Customer service in the age of the Internet matters a lot

Musician Dave Carroll with the Halifax band the Sons of Maxwell had an expensive Taylor guitar broken on a flight with United Airlines. After months of run-around over the damage to his long-time instrument, he was out $1,200 in repairs and clearly not a happy camper. In response he wrote a catchy little ditty called “United Breaks Guitars” and posted a video of the song on YouTube. It is now at close to three million views in a week. Wow.

It is now a topic of national news coverage, per this example CNN:

My guess is that United Airlines has endured a public relations hit that goes far beyond the $1,200 in repairs or even the replacement of the $3,500 Taylor guitar. After the video came out and went mega-hit, United ultimately tried to undo the damage with a settlement offer, but the songwriter has declined.

The larger lesson to be learned here: The Internet can be a great equalizer when it comes to customer relations. Both good customer experiences and bad ones can be recounted to a potentially world-wide audience for no cost.

I have posted about my good times with my Acer Aspire One netbook and my horrible experiences with Microsoft Games for Windows Live (an abomination) and Panda Software (the most daunting registration scheme in the known universe).

While this is a tiny blog, I can see from the readership statistics and the online search terms that led here that some folks did peruse my comments. Did I influence any buying decisions? Maybe…

It is now common for potential customers to Internet search for information on the products and services they are contemplating. If your company has earned a bad reputation, it will bubble to the top of search engines everywhere.

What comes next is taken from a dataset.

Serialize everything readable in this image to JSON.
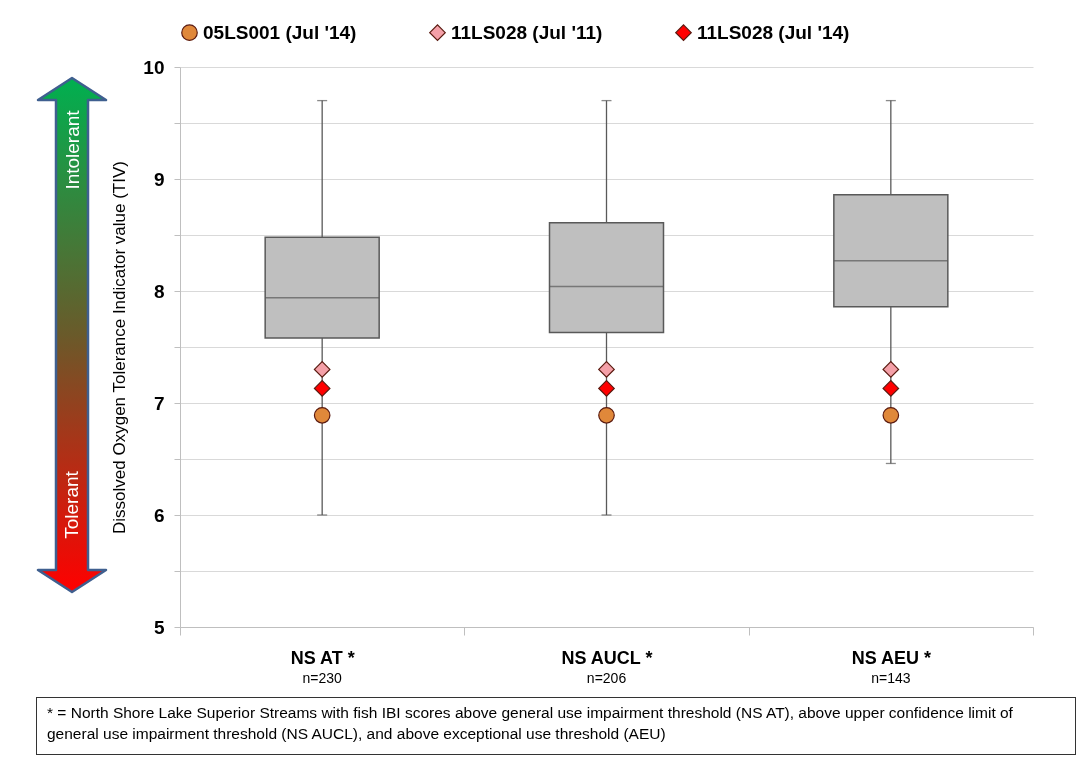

While “United Breaks Guitars” represents the extreme example of the power of the Internet to level the customer service playing field, the same thing occurs each day with millions of lesser-known examples.

My advice: If you are an airliner and your employees are observed tossing guitars — and one gets broken — don’t argue about it. Pay the claim, apologize sincerely, and have a serious visit with the baggage loaders regarding how their jobs depend upon keeping customer happy in a competitive industry.

Had this been done for one lowly country singer from Halifax, a whole lot of negative press would have been avoided. Do the right thing up front and then you can watch YouTube (or read blogs, online product reviews, etc) without seeing your company being skewered.

Hopefully United Airlines will use this video as a training film for employees. Learning a lesson late is better than not learning at all.